Umbi-umbian yang lebih dari 300 jenis, mulai berganti dengan nasi. Sagu mulai ditinggalkan. Mempelai pun kini menyandang busana ala Eropa. Hampir tidak ada lagi adat perkawinan leluhur. “Meski masih ada, itu hanya dilakukan oleh para orang tua. Sedang anak mudanya lebih memilih bergaun, daripada berkoteka atau berbaju kulit kayu,” kata Fanny Kogoya.

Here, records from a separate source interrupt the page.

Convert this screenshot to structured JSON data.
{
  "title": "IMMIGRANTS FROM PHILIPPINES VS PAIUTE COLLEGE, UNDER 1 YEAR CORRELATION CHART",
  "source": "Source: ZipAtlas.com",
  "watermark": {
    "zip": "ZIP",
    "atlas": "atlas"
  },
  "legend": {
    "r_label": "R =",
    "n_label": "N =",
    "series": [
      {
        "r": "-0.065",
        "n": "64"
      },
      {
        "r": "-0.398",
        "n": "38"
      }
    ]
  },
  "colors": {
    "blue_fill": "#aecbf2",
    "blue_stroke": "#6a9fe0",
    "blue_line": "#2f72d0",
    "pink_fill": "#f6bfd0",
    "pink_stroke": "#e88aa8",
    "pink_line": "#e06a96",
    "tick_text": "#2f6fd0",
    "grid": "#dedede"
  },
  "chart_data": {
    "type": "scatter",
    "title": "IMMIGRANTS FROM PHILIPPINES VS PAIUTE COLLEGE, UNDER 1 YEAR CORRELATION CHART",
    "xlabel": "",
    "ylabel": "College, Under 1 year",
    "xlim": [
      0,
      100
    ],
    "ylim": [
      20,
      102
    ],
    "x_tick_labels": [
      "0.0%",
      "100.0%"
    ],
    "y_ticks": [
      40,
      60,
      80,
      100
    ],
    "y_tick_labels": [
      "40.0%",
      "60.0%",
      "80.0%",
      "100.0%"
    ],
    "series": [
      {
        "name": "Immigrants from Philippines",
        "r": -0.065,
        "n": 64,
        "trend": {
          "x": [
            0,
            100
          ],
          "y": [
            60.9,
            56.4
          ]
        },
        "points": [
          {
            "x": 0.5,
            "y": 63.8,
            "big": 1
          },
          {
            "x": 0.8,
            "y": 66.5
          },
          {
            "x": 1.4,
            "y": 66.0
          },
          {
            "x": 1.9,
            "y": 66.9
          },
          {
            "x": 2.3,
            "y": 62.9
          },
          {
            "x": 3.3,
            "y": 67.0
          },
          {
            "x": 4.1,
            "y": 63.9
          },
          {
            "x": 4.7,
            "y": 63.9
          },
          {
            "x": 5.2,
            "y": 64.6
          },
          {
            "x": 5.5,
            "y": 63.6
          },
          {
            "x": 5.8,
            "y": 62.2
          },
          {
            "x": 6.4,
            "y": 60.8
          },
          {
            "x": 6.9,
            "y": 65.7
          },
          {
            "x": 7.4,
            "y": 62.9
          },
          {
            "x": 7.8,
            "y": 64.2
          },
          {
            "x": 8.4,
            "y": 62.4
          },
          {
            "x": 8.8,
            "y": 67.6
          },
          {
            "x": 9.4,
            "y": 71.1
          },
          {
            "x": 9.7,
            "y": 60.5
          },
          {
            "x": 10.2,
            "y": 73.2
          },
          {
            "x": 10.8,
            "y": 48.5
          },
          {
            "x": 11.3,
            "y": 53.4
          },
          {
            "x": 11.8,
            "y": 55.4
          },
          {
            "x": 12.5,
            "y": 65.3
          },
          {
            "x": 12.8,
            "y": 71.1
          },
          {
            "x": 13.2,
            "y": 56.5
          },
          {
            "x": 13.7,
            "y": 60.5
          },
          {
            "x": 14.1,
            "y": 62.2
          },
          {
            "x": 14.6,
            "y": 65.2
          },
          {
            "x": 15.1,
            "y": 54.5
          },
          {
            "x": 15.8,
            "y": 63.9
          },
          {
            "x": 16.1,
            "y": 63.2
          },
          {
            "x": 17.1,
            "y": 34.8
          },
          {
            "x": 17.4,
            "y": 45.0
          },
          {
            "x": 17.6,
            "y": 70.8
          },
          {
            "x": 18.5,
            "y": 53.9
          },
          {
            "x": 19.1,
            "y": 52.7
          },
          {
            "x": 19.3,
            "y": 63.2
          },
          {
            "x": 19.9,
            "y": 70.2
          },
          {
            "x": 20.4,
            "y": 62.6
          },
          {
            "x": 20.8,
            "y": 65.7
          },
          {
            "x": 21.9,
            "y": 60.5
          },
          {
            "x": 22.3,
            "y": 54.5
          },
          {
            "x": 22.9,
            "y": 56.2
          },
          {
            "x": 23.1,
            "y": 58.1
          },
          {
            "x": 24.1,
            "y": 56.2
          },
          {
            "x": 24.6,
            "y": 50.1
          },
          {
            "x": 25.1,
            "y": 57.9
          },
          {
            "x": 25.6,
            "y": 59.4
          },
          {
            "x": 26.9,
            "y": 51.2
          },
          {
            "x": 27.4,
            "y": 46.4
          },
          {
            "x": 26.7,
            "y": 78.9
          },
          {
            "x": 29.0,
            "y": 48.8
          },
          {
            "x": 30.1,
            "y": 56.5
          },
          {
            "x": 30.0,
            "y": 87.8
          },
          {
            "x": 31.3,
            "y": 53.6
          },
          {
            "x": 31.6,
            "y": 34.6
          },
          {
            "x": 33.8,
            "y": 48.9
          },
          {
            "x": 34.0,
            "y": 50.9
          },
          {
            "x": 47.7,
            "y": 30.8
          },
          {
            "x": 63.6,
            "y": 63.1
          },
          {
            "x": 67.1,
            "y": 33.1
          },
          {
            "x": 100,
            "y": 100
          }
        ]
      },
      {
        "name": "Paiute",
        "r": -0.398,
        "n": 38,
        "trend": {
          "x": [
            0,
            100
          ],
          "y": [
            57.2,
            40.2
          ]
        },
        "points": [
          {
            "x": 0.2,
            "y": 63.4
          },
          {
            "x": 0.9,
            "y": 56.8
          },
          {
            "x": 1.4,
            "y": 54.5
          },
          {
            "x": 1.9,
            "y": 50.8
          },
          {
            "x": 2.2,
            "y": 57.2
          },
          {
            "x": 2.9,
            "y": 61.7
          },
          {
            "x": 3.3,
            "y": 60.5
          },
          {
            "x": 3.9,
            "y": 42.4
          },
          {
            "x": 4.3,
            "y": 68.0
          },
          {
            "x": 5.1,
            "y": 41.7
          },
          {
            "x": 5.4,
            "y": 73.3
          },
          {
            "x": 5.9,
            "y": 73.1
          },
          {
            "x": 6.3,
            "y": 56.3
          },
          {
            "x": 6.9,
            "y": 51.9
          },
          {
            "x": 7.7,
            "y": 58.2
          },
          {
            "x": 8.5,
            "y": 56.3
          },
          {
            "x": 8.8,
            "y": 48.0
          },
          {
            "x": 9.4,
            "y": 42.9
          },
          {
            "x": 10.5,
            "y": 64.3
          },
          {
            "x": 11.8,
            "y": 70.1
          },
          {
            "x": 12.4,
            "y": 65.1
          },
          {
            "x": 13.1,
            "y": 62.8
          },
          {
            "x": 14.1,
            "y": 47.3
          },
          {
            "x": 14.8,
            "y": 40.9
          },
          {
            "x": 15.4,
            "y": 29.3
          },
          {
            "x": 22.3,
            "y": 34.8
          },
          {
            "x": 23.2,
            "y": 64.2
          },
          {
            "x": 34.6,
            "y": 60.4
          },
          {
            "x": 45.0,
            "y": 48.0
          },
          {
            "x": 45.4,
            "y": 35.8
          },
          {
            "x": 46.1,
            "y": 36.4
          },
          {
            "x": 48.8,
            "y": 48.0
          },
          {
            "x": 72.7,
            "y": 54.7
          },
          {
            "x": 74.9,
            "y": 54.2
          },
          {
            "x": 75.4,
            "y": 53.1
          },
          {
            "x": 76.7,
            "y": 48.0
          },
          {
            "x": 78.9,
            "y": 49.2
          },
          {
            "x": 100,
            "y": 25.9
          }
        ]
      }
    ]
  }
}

Dalam kehidupan sosial orang koteka dengan proses-proses pelangsungan perkawinan, larangan-larangan yang membatasi orang untuk boleh atau tidak boleh, perkawinan dimulai dari negosiasi. Termasuk biaya. Dulunya, emas kawin ditentukan dengan kapak batu dan manik-manik. Kini, “uang” lah yang menggantikan posisi manik-manik dan kapak itu.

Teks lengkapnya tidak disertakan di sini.